Cached visualization specs with embedded data. 1-hour TTL, max 100 entries. Background cleanup every 5 minutes.

Result Cache

Query results from query_data calls. 10-minute TTL, max 20 entries. Auto-evicted on access.

Loaded Sources

CSV data held in memory; Postgres/Mongo held as pooled connections. Persist until remove_data or server restart.

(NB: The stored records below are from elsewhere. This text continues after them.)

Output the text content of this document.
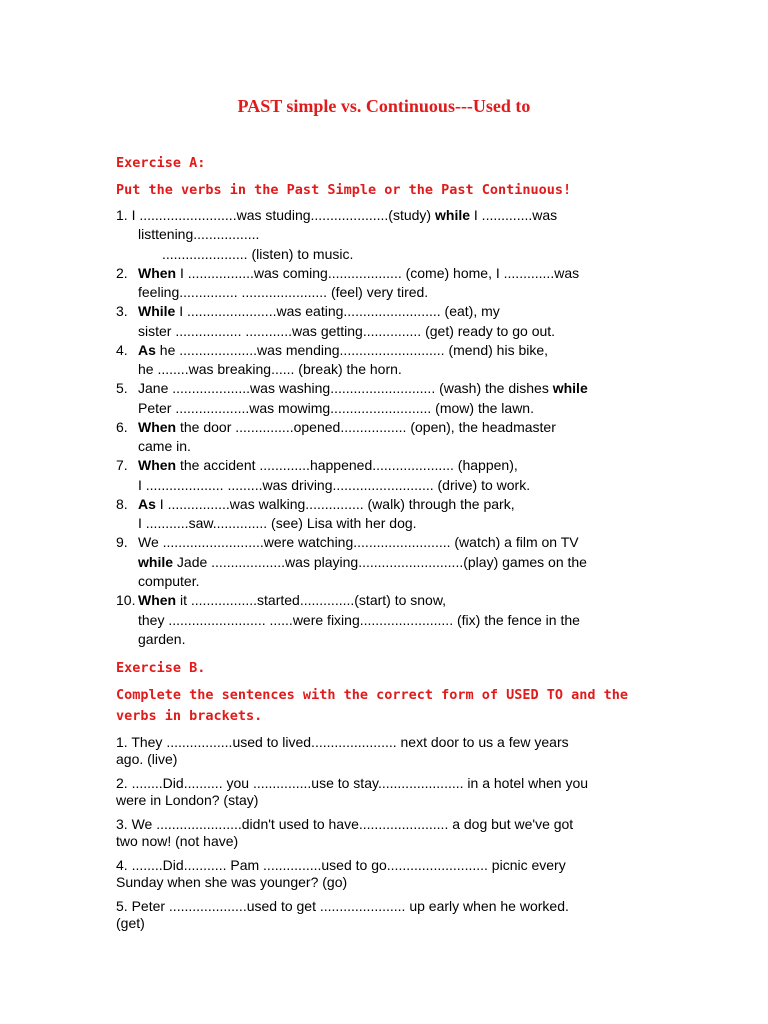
PAST simple vs. Continuous---Used to
Exercise A:
Put the verbs in the Past Simple or the Past Continuous!
1. I .........................was studing....................(study) while I .............was
listtening.................
...................... (listen) to music.
2. When I .................was coming................... (come) home, I .............was
feeling............... ...................... (feel) very tired.
3. While I .......................was eating......................... (eat), my
sister ................. ............was getting............... (get) ready to go out.
4. As he ....................was mending........................... (mend) his bike,
he ........was breaking...... (break) the horn.
5. Jane ....................was washing........................... (wash) the dishes while
Peter ...................was mowimg.......................... (mow) the lawn.
6. When the door ...............opened................. (open), the headmaster
came in.
7. When the accident .............happened..................... (happen),
I .................... .........was driving.......................... (drive) to work.
8. As I ................was walking............... (walk) through the park,
I ...........saw.............. (see) Lisa with her dog.
9. We ..........................were watching......................... (watch) a film on TV
while Jade ...................was playing...........................(play) games on the
computer.
10. When it .................started..............(start) to snow,
they ......................... ......were fixing........................ (fix) the fence in the
garden.
Exercise B.
Complete the sentences with the correct form of USED TO and the
verbs in brackets.
1. They .................used to lived...................... next door to us a few years
ago. (live)
2. ........Did.......... you ...............use to stay...................... in a hotel when you
were in London? (stay)
3. We ......................didn't used to have....................... a dog but we've got
two now! (not have)
4. ........Did........... Pam ...............used to go.......................... picnic every
Sunday when she was younger? (go)
5. Peter ....................used to get ...................... up early when he worked.
(get)
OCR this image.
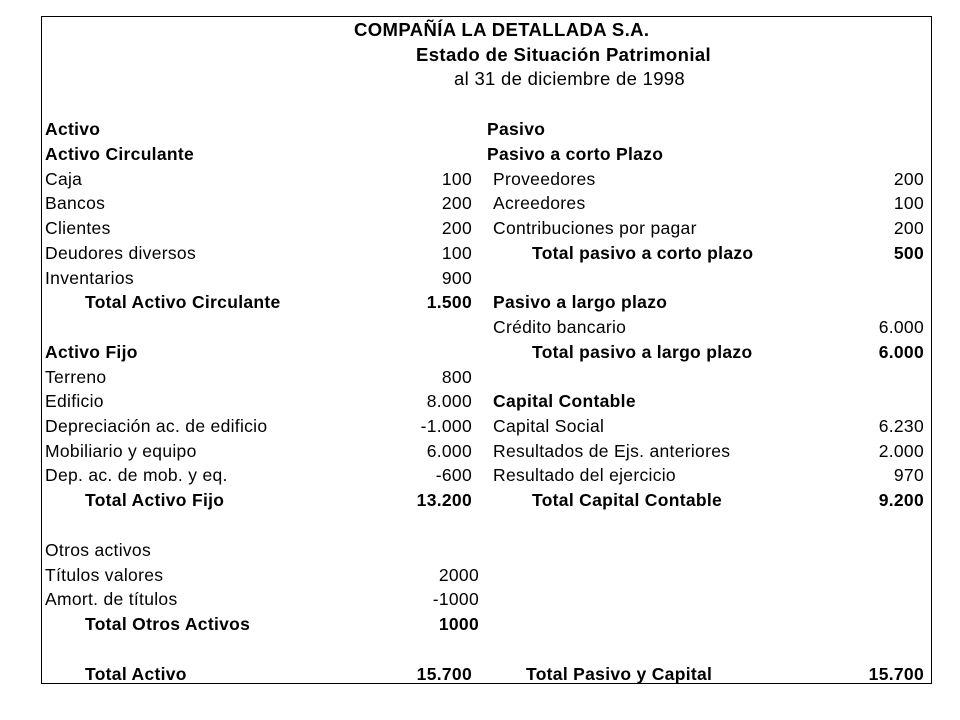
COMPAÑÍA LA DETALLADA S.A.
Estado de Situación Patrimonial
al 31 de diciembre de 1998
Activo
Activo Circulante
Caja	100
Bancos	200
Clientes	200
Deudores diversos	100
Inventarios	900
Total Activo Circulante	1.500
Activo Fijo
Terreno	800
Edificio	8.000
Depreciación ac. de edificio	-1.000
Mobiliario y equipo	6.000
Dep. ac. de mob. y eq.	-600
Total Activo Fijo	13.200
Otros activos
Títulos valores	2000
Amort. de títulos	-1000
Total Otros Activos	1000
Total Activo	15.700
Pasivo
Pasivo a corto Plazo
Proveedores	200
Acreedores	100
Contribuciones por pagar	200
Total pasivo a corto plazo	500
Pasivo a largo plazo
Crédito bancario	6.000
Total pasivo a largo plazo	6.000
Capital Contable
Capital Social	6.230
Resultados de Ejs. anteriores	2.000
Resultado del ejercicio	970
Total Capital Contable	9.200
Total Pasivo y Capital	15.700
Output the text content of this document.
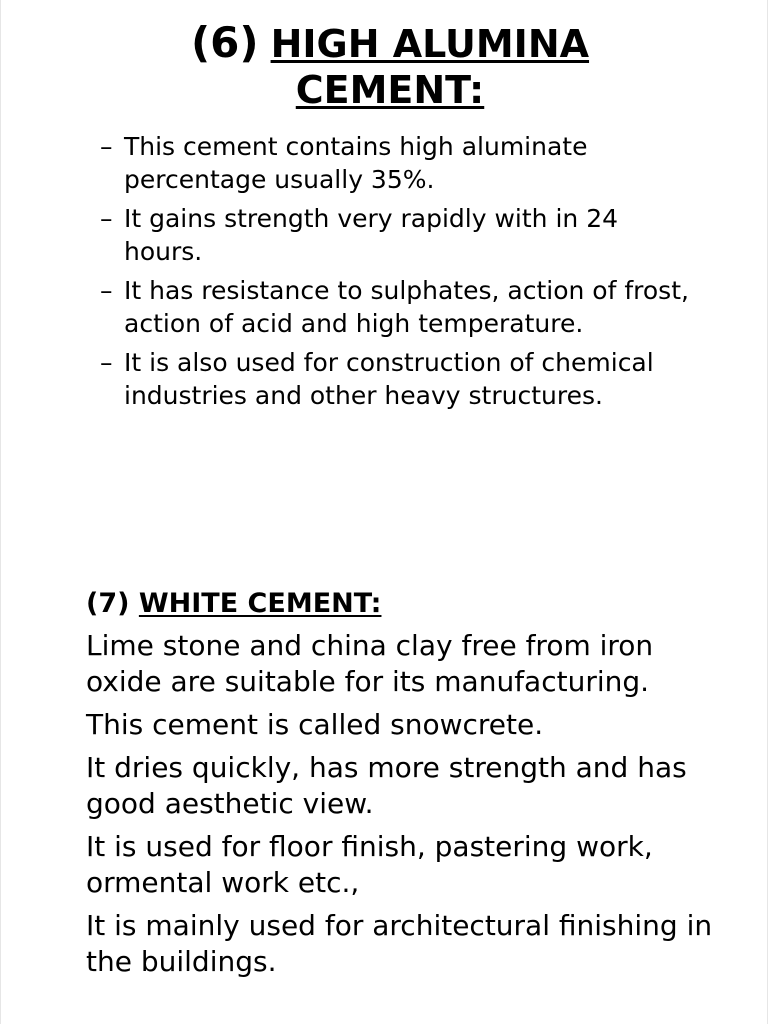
(6) HIGH ALUMINA
CEMENT:
– This cement contains high aluminate percentage usually 35%.
– It gains strength very rapidly with in 24 hours.
– It has resistance to sulphates, action of frost, action of acid and high temperature.
– It is also used for construction of chemical industries and other heavy structures.
(7) WHITE CEMENT:

Lime stone and china clay free from iron oxide are suitable for its manufacturing.

This cement is called snowcrete.

It dries quickly, has more strength and has good aesthetic view.

It is used for floor finish, pastering work, ormental work etc.,

It is mainly used for architectural finishing in the buildings.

Inspecting & Clearing Data

Two tools give you visibility and control over cached data:

server_status

Shows cached spec count and total data rows, result cache size, connected sources, and server uptime. Use this to audit what's in memory before clearing.

clear_cache

Clears cached data by scope: "all", "specs", or "results". Use after working with sensitive data.

HTML Output

Every chart embeds its data as JSON in the HTML document for client-side rendering. Data is capped at 10,000 rows per view to limit exposure. The HTML lives in a sandboxed iframe and is not persisted by the MCP host.

Source Persistence

Loaded source definitions persist to ~/.dolex/sources.json automatically — a CSV path, or a database connection whose password is kept out of the file (read from an env var at connect time). Use remove_data to delete entries when done.

What Leaves Your Machine

Connection	What's Sent
`D3.js CDN (d3js.org)`	HTTP GET only — loads the D3.js charting library at render time
`Your own database (optional)`	Only if you connect a Postgres/Mongo source: Dolex sends queries to the database you configured — your own infrastructure, never a third party. CSV sources make no network connection at all.

No telemetry. No analytics. No data sent to Anthropic or any third party. Pattern selection, data processing, and chart rendering all happen locally in the Dolex server process on your machine.